ARK classifies autonomous car failures in two categories:
(1) System Identified Failures (SIFs), or incidents during which the autonomous system is confused and knows it’s confused, signaling to a remote operator for help; and
(2) Unexpected Failures (UFs), or incidents during which the autonomous system is confused but does not know it’s confused, continuing to drive and potentially crashing in the absence of human intervention.
ARK envisions that while a remote network of third party operators will be able to direct autonomous taxis in the event of System Identified Failures, it will face significant challenges in anticipating and responding to Unexpected Failures. To prevent or address UFs, remote operators would have to monitor each autonomous taxi continuously which, even if possible, would add substantially to the per-mile cost of an autonomous service. Network latency and other technical issues would prevent even the most diligent operators from intervening in time to prevent most if not all failures. Consequently, Waymo and other service providers must drive down the UF rate substantially before autonomous taxi networks commercialize.
What is an Acceptable Error Rate for Autonomous Cars?
To estimate the rate at which passengers will tolerate autonomous taxi errors, we analyzed the manually driven car statistics to set the hurdle. On average human driven cars break down roughly once every 50,000 miles and crash once every 240,000 miles,2 thus offering perspective on acceptable tolerance rates for autonomous vehicle SIFs and UFs, respectively, as shown below.
To benchmark the progress of autonomous technology, ARK examined Waymo’s California fleet which, as measured by failure rates,3 is the most advanced autonomous system in the US, if not the world.
Today Waymo’s autonomous test cars can drive for roughly 5,000 miles on average with no need for human intervention. If Waymo were to commercialize its autonomous efforts today, therefore, its riders probably would face and balk at a service with two or more breakdowns per year, especially because their personal cars are ten times better by that measure. From 2015 to 2016, however, Waymo tripled the number of miles between interventions, a promising rate of improvement. If the progress were to continue at that rate, and even factoring in a slight decay to account for the increasing difficulty of unsolved issues, Waymo’s cars should be ready for commercial deployment by 2019, as shown below.
Why Has Waymo’s Error Rate Stalled Recently?
During the last eighteen months, the improvement in Waymo’s disengagement rate has stalled.
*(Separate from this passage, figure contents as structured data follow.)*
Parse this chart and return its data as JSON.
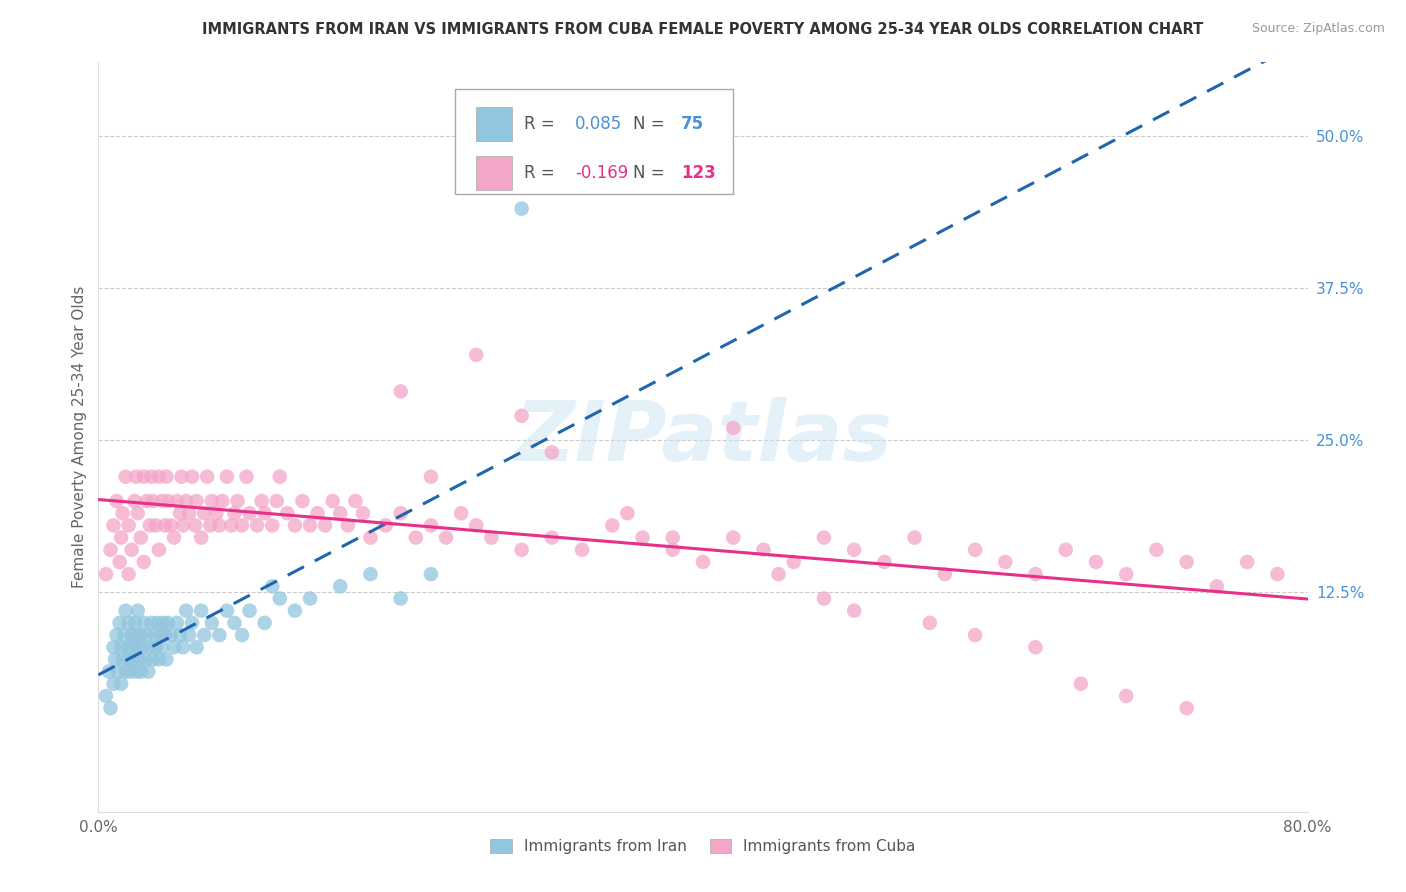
{
  "title": "IMMIGRANTS FROM IRAN VS IMMIGRANTS FROM CUBA FEMALE POVERTY AMONG 25-34 YEAR OLDS CORRELATION CHART",
  "source": "Source: ZipAtlas.com",
  "ylabel": "Female Poverty Among 25-34 Year Olds",
  "right_yticks": [
    "50.0%",
    "37.5%",
    "25.0%",
    "12.5%"
  ],
  "right_ytick_vals": [
    0.5,
    0.375,
    0.25,
    0.125
  ],
  "legend_iran_R": "0.085",
  "legend_iran_N": "75",
  "legend_cuba_R": "-0.169",
  "legend_cuba_N": "123",
  "iran_color": "#92c5de",
  "cuba_color": "#f4a6c8",
  "iran_line_color": "#2166ac",
  "cuba_line_color": "#e8308a",
  "watermark": "ZIPatlas",
  "xmin": 0.0,
  "xmax": 0.8,
  "ymin": -0.055,
  "ymax": 0.56,
  "iran_scatter_x": [
    0.005,
    0.007,
    0.008,
    0.01,
    0.01,
    0.011,
    0.012,
    0.013,
    0.014,
    0.015,
    0.015,
    0.016,
    0.017,
    0.018,
    0.018,
    0.019,
    0.02,
    0.02,
    0.021,
    0.022,
    0.022,
    0.023,
    0.024,
    0.025,
    0.025,
    0.026,
    0.026,
    0.027,
    0.028,
    0.028,
    0.029,
    0.03,
    0.031,
    0.032,
    0.033,
    0.034,
    0.035,
    0.036,
    0.037,
    0.038,
    0.039,
    0.04,
    0.041,
    0.042,
    0.043,
    0.044,
    0.045,
    0.046,
    0.048,
    0.05,
    0.052,
    0.054,
    0.056,
    0.058,
    0.06,
    0.062,
    0.065,
    0.068,
    0.07,
    0.075,
    0.08,
    0.085,
    0.09,
    0.095,
    0.1,
    0.11,
    0.115,
    0.12,
    0.13,
    0.14,
    0.16,
    0.18,
    0.2,
    0.22,
    0.28
  ],
  "iran_scatter_y": [
    0.04,
    0.06,
    0.03,
    0.05,
    0.08,
    0.07,
    0.09,
    0.06,
    0.1,
    0.05,
    0.08,
    0.07,
    0.09,
    0.06,
    0.11,
    0.08,
    0.07,
    0.1,
    0.06,
    0.09,
    0.08,
    0.07,
    0.1,
    0.06,
    0.09,
    0.08,
    0.11,
    0.07,
    0.09,
    0.06,
    0.08,
    0.1,
    0.07,
    0.09,
    0.06,
    0.08,
    0.1,
    0.07,
    0.09,
    0.08,
    0.1,
    0.07,
    0.09,
    0.08,
    0.1,
    0.09,
    0.07,
    0.1,
    0.09,
    0.08,
    0.1,
    0.09,
    0.08,
    0.11,
    0.09,
    0.1,
    0.08,
    0.11,
    0.09,
    0.1,
    0.09,
    0.11,
    0.1,
    0.09,
    0.11,
    0.1,
    0.13,
    0.12,
    0.11,
    0.12,
    0.13,
    0.14,
    0.12,
    0.14,
    0.44
  ],
  "cuba_scatter_x": [
    0.005,
    0.008,
    0.01,
    0.012,
    0.014,
    0.015,
    0.016,
    0.018,
    0.02,
    0.02,
    0.022,
    0.024,
    0.025,
    0.026,
    0.028,
    0.03,
    0.03,
    0.032,
    0.034,
    0.035,
    0.036,
    0.038,
    0.04,
    0.04,
    0.042,
    0.044,
    0.045,
    0.046,
    0.048,
    0.05,
    0.052,
    0.054,
    0.055,
    0.056,
    0.058,
    0.06,
    0.062,
    0.064,
    0.065,
    0.068,
    0.07,
    0.072,
    0.074,
    0.075,
    0.078,
    0.08,
    0.082,
    0.085,
    0.088,
    0.09,
    0.092,
    0.095,
    0.098,
    0.1,
    0.105,
    0.108,
    0.11,
    0.115,
    0.118,
    0.12,
    0.125,
    0.13,
    0.135,
    0.14,
    0.145,
    0.15,
    0.155,
    0.16,
    0.165,
    0.17,
    0.175,
    0.18,
    0.19,
    0.2,
    0.21,
    0.22,
    0.23,
    0.24,
    0.25,
    0.26,
    0.28,
    0.3,
    0.32,
    0.34,
    0.36,
    0.38,
    0.4,
    0.42,
    0.44,
    0.46,
    0.48,
    0.5,
    0.52,
    0.54,
    0.56,
    0.58,
    0.6,
    0.62,
    0.64,
    0.66,
    0.68,
    0.7,
    0.72,
    0.74,
    0.76,
    0.78,
    0.2,
    0.22,
    0.25,
    0.28,
    0.3,
    0.35,
    0.38,
    0.42,
    0.45,
    0.48,
    0.5,
    0.55,
    0.58,
    0.62,
    0.65,
    0.68,
    0.72
  ],
  "cuba_scatter_y": [
    0.14,
    0.16,
    0.18,
    0.2,
    0.15,
    0.17,
    0.19,
    0.22,
    0.14,
    0.18,
    0.16,
    0.2,
    0.22,
    0.19,
    0.17,
    0.15,
    0.22,
    0.2,
    0.18,
    0.22,
    0.2,
    0.18,
    0.16,
    0.22,
    0.2,
    0.18,
    0.22,
    0.2,
    0.18,
    0.17,
    0.2,
    0.19,
    0.22,
    0.18,
    0.2,
    0.19,
    0.22,
    0.18,
    0.2,
    0.17,
    0.19,
    0.22,
    0.18,
    0.2,
    0.19,
    0.18,
    0.2,
    0.22,
    0.18,
    0.19,
    0.2,
    0.18,
    0.22,
    0.19,
    0.18,
    0.2,
    0.19,
    0.18,
    0.2,
    0.22,
    0.19,
    0.18,
    0.2,
    0.18,
    0.19,
    0.18,
    0.2,
    0.19,
    0.18,
    0.2,
    0.19,
    0.17,
    0.18,
    0.19,
    0.17,
    0.18,
    0.17,
    0.19,
    0.18,
    0.17,
    0.16,
    0.17,
    0.16,
    0.18,
    0.17,
    0.16,
    0.15,
    0.17,
    0.16,
    0.15,
    0.17,
    0.16,
    0.15,
    0.17,
    0.14,
    0.16,
    0.15,
    0.14,
    0.16,
    0.15,
    0.14,
    0.16,
    0.15,
    0.13,
    0.15,
    0.14,
    0.29,
    0.22,
    0.32,
    0.27,
    0.24,
    0.19,
    0.17,
    0.26,
    0.14,
    0.12,
    0.11,
    0.1,
    0.09,
    0.08,
    0.05,
    0.04,
    0.03
  ]
}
According to data submitted to the California DMV, UFs—the errors most difficult to manage—have not improved in line with SIFs, signaling perhaps that Waymo’s car could be further from commercialization than the disengagement rate’s longer-term trajectory had suggested in mid 2016. Supporting this hypothesis, its cars seem to have had difficulty making left turns.4 One possible explanation is that it has chosen not to vertically-integrate, outsourcing vehicle production to partners like Fiat Chrysler and then taking engineering shortcuts by integrating its sensor suite into a product manufactured away from its controls. In contrast, Tesla’s and Cruise Automation’s (GM) manufacturing operations are vertically-integrated, which could become an important source of competitive advantage.